Auf dem Landweg nach Indien - verrückt oder machbar?

4 Antworten

Machbar ist alles... Und er wäre nicht der ERSTE. Allerdings kann es durchaus sein, dass je nach politischer Lage beispielsweise der Landweg zwischen Pakistan und Indien "zu" ist. Insofern bedarf eine solche Reise guter Vorbereitung und aktueller Infos. Da ich Deinen Sohn nicht kenne, weiß ich nicht, ob er an das Projekt blauäugig oder sorgfältig herangeht.

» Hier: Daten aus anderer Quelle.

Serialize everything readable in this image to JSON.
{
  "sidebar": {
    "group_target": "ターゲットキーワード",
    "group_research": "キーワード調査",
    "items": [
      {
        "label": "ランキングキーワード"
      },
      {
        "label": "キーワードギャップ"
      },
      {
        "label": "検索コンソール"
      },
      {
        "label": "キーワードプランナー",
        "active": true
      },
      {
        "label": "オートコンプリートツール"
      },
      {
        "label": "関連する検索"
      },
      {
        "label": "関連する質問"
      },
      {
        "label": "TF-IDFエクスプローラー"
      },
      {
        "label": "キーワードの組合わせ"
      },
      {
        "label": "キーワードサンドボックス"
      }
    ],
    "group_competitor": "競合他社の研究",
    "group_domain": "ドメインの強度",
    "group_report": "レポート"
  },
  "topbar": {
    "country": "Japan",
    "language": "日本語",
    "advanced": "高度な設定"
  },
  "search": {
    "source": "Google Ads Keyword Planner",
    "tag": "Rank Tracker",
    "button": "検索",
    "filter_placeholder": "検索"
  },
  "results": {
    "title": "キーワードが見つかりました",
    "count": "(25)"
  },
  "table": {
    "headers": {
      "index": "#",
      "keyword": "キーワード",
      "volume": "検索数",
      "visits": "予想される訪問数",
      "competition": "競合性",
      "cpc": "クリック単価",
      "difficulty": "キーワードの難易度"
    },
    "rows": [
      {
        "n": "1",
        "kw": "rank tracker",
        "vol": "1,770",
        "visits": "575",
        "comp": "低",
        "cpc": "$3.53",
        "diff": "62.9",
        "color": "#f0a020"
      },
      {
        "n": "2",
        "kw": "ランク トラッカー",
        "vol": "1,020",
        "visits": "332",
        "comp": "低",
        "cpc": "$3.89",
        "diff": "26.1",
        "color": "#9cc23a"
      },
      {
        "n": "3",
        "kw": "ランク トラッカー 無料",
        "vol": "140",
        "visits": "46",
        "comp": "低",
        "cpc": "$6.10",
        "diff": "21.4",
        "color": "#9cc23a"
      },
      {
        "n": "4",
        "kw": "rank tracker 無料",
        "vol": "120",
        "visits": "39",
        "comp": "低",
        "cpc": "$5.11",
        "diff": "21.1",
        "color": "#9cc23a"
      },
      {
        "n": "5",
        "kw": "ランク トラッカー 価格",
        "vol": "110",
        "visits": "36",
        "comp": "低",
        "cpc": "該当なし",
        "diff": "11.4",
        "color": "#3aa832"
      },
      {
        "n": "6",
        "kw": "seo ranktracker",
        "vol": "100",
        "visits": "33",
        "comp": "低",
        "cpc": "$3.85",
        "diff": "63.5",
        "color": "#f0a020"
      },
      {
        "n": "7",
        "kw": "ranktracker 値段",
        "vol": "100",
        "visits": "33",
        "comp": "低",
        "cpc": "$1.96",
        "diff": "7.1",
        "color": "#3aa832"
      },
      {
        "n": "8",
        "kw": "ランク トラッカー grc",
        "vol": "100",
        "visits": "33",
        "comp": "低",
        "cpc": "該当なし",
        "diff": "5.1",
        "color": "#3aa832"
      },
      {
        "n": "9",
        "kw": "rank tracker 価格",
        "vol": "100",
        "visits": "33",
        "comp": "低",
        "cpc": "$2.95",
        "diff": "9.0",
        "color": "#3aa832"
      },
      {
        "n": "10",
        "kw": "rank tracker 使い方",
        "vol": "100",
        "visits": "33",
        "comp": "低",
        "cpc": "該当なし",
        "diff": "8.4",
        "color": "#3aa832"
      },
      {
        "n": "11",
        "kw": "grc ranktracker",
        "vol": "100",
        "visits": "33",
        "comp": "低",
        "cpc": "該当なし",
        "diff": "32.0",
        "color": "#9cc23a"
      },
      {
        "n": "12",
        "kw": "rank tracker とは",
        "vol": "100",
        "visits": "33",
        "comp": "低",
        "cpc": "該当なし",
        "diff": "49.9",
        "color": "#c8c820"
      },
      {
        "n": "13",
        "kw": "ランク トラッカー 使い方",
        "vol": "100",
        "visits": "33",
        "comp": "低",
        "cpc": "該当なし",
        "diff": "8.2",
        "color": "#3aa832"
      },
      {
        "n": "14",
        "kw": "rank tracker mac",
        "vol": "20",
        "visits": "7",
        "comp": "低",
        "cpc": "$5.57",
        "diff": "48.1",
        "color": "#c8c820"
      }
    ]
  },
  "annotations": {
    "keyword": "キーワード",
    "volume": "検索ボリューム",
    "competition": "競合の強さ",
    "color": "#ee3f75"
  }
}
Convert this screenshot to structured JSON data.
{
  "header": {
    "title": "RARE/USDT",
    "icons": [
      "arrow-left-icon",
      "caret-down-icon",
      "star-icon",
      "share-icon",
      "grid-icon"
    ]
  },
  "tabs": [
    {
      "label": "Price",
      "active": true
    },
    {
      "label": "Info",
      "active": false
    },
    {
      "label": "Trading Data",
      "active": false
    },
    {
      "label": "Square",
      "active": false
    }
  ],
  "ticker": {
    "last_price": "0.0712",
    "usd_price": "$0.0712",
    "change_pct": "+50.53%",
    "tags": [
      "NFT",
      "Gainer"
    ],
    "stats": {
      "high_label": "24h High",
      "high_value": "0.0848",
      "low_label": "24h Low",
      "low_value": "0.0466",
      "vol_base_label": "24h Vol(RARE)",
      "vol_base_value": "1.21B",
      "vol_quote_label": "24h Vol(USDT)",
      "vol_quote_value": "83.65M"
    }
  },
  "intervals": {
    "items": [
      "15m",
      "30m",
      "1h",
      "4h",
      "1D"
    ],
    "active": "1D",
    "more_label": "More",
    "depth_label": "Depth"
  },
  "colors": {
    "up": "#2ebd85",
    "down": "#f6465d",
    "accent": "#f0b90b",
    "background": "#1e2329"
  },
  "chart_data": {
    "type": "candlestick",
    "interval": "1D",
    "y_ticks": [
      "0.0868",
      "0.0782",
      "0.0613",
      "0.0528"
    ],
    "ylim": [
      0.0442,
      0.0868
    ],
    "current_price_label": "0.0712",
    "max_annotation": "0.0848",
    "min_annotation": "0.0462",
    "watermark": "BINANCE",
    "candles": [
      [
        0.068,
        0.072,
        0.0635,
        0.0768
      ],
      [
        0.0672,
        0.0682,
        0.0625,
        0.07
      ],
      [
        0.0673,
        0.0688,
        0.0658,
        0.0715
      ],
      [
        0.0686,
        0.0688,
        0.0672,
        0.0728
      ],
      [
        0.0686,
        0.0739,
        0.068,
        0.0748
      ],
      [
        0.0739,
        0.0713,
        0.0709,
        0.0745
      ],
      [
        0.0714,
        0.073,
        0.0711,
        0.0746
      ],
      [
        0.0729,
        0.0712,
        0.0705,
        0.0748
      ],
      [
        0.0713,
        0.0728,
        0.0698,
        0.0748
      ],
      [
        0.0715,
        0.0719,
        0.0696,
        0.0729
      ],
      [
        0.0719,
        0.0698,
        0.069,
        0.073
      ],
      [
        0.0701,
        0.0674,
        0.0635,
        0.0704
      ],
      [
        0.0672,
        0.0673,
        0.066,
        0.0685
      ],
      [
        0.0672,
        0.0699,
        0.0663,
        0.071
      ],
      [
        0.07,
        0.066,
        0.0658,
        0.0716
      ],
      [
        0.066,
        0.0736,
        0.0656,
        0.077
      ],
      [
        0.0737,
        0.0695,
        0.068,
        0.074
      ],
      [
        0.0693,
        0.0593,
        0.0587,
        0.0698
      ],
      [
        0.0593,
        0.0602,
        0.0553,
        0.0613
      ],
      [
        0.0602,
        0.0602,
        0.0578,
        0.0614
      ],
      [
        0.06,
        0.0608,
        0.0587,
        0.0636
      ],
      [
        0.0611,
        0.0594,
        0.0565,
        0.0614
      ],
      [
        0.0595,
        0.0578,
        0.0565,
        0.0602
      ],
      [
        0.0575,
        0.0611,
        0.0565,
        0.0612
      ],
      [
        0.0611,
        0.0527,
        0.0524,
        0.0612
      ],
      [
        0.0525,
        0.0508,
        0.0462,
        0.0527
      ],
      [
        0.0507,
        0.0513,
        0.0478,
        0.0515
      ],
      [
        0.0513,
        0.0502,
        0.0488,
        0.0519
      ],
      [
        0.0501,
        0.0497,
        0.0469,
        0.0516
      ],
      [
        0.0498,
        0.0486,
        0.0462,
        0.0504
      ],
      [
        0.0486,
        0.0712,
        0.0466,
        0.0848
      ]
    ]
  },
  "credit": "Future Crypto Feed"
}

Sollte Letzteres der Fall sein wird man ihn wohl nicht abhalten können. Mich würde Pakistan derzeit allerdings nicht locken. Aber das Risiko, hierzulande auf der Autobahn zu verunglücken, ist auch vorhanden. Und wer Risiken kennt, kann sie natürlich abschätzen, aber nie ausschließen.

Ich würde mich da auf jeden Fall vorher mal schlau machen, wie die Route genau aussieht und welche politische Lage in den Ländern herrscht. Wenn dein Sohn gewissenhaft ist, hat er das sicher auch schon vorher gemacht. Auf "gut Glück" würde ich das auf jeden Fall nicht machen.

Machbar ist das: aber das Problem ist das Transitvisum für den IRAN. Und noch schwieriger der Transit durch Afgahnistan und Pakistan - davon ist für Privatpersonen dringend abzuraten, viel zu gefährlich.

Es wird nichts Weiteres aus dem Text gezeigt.